Masih dengan kebosanan
mendengar khutbah, masih enggan menyenandungkan Al-Qur’an dan masih tak kunjung
terketuk hati ini dengan keindahan Islam yang banyak orang bicarakan. Bagiku
Islam itu fleksible, tak perlu meruntut memenuhi segala kewajibannya, hanya
perlu berbuat baik terhadap sesama dan berpakaian sopan. Cukup tanpa banyaknya
deretan penjabaran perintah dan larangan.
Agamaku Islam sejak lahir,
dengan hanya berbekal ucap lisan sang ibunda yang pada dasarnya minim soal
Islam, aku melangkah sejauh ini masih tanpa tatap cinta-Nya, masih dengan
kebutaan hati yang tertutupi oleh kepuasan diri. Meski dalam hati menyadari
satu hal, ‘Aku manusia’ yang hanya akan kembali pada-Nya.
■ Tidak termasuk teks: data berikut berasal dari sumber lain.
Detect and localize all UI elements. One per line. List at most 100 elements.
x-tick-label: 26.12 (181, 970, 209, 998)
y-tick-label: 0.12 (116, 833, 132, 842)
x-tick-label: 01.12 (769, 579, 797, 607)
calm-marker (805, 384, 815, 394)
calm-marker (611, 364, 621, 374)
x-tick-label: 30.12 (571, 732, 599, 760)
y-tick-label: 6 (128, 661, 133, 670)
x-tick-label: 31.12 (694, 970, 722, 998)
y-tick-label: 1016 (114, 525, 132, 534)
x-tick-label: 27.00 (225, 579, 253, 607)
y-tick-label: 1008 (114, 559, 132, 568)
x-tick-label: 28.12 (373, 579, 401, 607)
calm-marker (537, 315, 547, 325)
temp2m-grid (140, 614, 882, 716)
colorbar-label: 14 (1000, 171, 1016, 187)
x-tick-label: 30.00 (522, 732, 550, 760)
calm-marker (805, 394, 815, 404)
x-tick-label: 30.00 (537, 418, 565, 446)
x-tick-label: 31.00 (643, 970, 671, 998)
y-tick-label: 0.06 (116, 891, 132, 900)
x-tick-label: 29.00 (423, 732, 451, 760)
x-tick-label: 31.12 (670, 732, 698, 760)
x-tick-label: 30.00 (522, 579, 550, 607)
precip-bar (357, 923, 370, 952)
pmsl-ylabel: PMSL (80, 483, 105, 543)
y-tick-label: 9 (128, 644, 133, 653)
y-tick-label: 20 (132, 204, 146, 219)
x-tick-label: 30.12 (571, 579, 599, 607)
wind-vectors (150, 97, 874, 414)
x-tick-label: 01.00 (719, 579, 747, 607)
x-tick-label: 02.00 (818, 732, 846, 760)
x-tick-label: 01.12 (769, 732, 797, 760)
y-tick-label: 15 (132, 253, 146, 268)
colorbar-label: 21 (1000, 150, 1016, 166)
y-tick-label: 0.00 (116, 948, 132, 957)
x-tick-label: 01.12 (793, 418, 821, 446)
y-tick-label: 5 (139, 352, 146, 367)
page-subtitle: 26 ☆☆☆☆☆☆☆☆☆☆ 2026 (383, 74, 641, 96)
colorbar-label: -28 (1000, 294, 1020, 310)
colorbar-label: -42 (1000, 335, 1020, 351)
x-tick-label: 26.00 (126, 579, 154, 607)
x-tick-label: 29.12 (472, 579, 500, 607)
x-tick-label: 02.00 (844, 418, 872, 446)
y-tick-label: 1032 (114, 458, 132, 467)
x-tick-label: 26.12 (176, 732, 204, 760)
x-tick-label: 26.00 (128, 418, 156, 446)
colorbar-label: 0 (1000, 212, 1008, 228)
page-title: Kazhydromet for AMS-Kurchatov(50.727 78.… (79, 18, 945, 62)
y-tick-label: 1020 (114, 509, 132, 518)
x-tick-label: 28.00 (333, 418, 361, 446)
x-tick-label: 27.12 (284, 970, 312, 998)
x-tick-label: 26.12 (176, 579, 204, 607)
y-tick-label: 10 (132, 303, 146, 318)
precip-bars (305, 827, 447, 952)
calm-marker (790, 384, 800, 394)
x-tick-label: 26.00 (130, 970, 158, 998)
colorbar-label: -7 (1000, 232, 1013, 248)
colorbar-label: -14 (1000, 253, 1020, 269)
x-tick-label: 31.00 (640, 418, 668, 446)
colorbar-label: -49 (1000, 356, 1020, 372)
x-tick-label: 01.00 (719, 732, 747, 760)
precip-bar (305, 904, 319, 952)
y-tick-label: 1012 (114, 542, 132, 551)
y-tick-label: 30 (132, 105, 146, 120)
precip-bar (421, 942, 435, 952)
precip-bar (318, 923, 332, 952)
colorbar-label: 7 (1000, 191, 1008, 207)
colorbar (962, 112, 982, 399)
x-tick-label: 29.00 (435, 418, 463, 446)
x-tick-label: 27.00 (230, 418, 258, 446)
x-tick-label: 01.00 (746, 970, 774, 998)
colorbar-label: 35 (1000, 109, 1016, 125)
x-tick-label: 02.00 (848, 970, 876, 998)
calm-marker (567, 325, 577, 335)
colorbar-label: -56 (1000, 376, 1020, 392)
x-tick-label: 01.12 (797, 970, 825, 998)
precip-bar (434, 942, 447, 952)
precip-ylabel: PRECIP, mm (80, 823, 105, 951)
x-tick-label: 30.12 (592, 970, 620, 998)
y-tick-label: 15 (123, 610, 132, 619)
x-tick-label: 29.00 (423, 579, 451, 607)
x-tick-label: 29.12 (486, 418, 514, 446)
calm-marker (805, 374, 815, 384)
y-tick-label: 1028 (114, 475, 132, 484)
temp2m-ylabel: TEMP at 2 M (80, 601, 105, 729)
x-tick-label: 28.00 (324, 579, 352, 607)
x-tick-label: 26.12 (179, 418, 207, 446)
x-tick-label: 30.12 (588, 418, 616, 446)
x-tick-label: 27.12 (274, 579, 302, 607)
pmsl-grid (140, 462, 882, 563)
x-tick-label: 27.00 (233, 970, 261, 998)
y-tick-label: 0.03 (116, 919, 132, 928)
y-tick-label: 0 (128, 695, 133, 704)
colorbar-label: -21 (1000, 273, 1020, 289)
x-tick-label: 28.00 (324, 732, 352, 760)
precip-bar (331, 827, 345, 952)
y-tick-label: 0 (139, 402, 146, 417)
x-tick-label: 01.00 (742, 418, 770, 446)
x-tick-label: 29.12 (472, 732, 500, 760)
Lalu akankah hati ini luluh
dan mencinta Islam sebagai penyempurna Iman? Tentu. Mencinta Islam secara
sempurna, mendamba surga dan merindu husnul khatimah. Terus berusaha istiqamah,
terus berlari mengejar Islam yang selama ini terabaikan dan kian menjaga
kekokohan Iman yang mulai tumbuh dalam keheningan qalbu.